The college will save a sizeable amount by moving away from Starfish. Moore-Davis said with Starfish the school spent at least $73,000 annually. “We already own the TeamDynamix system, so it just costs us to expand its use for intervention purposes,” she explained, estimating that the new system will cost around $2,500 per year.

In addition to the software switch, the college is again overhauling the way faculty, advisors and students interact with early alerts. For starters, instructors no longer have to record attendance daily.

Also under the new ticketing system, faculty must document the ways they first tried to help students who showed signs of struggle. If the instructor's initial intervention is unsuccessful, he or she must report what effort was made before they are able to raise a flag to get additional help.

Then, when a flag is raised for a student, the faculty member must notify the student. In both previous efforts, Moore-Davis said students were unaware they were flagged until they received a call from their advisor. After creating a student focus group to get feedback on the process, she discovered that students had felt they were being unknowingly tracked and reported.

Now, flags are sent directly to a specific intervention team, such as financial aid, pathways coaches, tutoring or counseling, rather than an advisor who would then refer them out or may be unable to help with academic challenges. “When a student has an academic issue, they go to our learning commons intervention team,” explained Moore-Davis. “The same thing happens if the faculty thinks they need counseling—they get referred to counseling intervention team.”

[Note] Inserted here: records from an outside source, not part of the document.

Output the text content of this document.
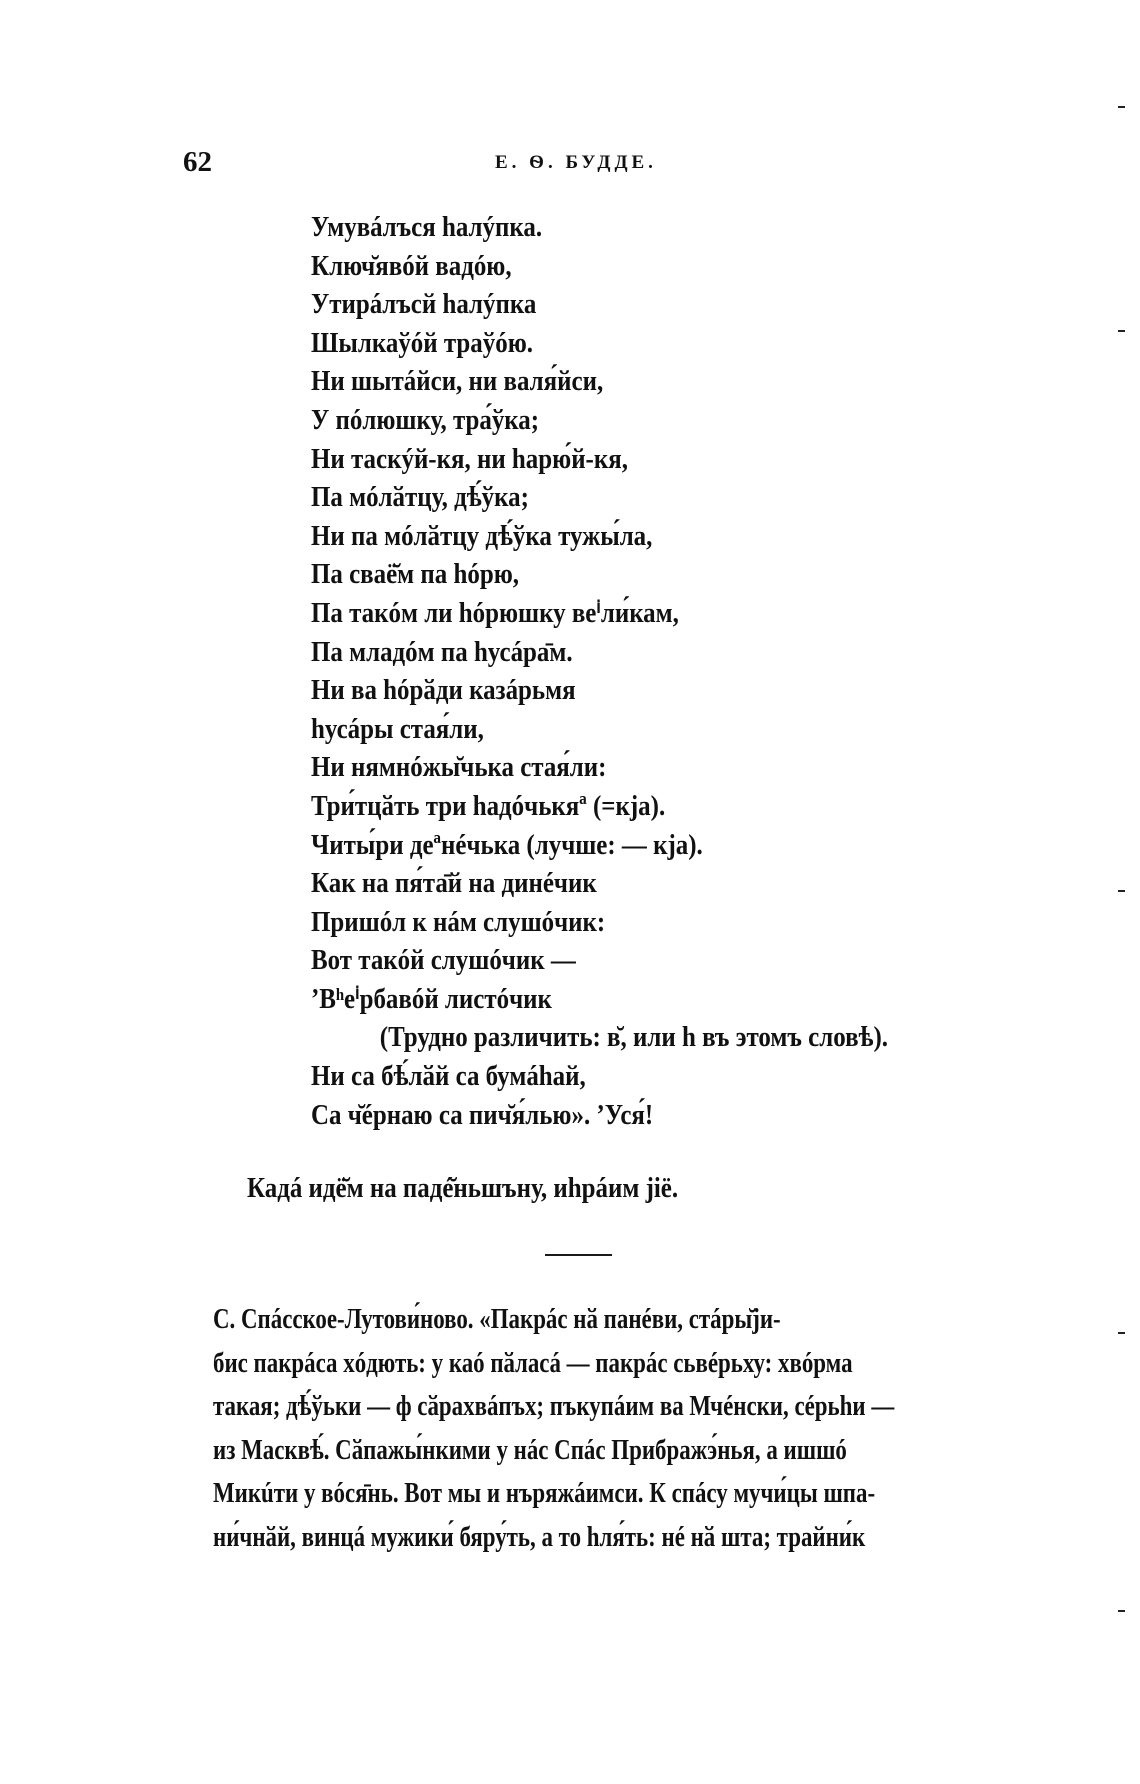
62	Е. Ѳ. БУДДЕ.
Умувáлъся hалýпка.
Ключ̆явóй вадóю,
Утирáлъсй hалýпка
Шылкаўóй траўóю.
Ни шытáйси, ни валя́йси,
У пóлюшку, тра́ўка;
Ни таскýй-кя, ни hарю́й-кя,
Па мóлӑтцу, дѣ́ўка;
Ни па мóлӑтцу дѣ́ўка тужы́ла,
Па сваё̆м па hóрю,
Па такóм ли hóрюшку веⁱли́кам,
Па младóм па hусáра̄м.
Ни ва hóрӑди казáрьмя
hусáры стая́ли,
Ни нямнóжы̆чька стая́ли:
Три́тцӑть три hадóчькяª (=кја).
Читы́ри деªнéчька (лучше: — кја).
Как на пя́та̄й на динéчик
Пришóл к нáм слушóчик:
Вот такóй слушóчик —
’Вʰеⁱрбавóй листóчик
(Трудно различить: в̆, или h въ этомъ словѣ).
Ни са бѣ́лӑй са бумáhай,
Са ч̆éрнаю са пич̆я́лью». ’Уся́!
Кадá идё̆м на падé̆ньшъну, иhрáим јiё.
С. Спáсское-Лутови́ново. «Пакрáс нӑ панéви, стáры̆ји-
бис пакрáса хóдють: у каó пӑласá — пакрáс сьвéрьху: хвóрма
такая; дѣ́ўьки — ф сӑрахвáпъх; пъкупáим ва Мчéнски, сéрьhи —
из Масквѣ́. Сӑпажы́нкими у нáс Спáс Прибражэ́нья, а ишшó
Микúти у вóся̄нь. Вот мы и нъряжáимси. К спáсу мучи́цы шпа-
ни́чнӑй, винцá мужики́ бяру́ть, а то hля́ть: нé нӑ шта; трайни́к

Both Moore-Davis and Rowland acknowledge that the new system could run into its own unique challenges. But rather than ditching the idea entirely after two failed early-alert system attempts, they still cling to the idea. “I believe in the principles of early-alert, and I know there is a better way to get to where we want to go,” said Moore-Davis.

It remains to be seen if the latest iteration will prove more successful for Tallahassee Community College. And to complicate matters further, the school is using TeamDynamix as a temporary solution. The college is in the midst of transferring to Workday for its student records, and the officials don’t yet know if the system they are creating now will integrate when Workday officially launches in 2019.

In the meantime, the school continues to design around its past mistakes. “No faculty would disagree with the outcome you’re trying to get to. It’s disagreements about the process of getting there,” Moore-Davis said. “Understand the culture before you start making changes to it.”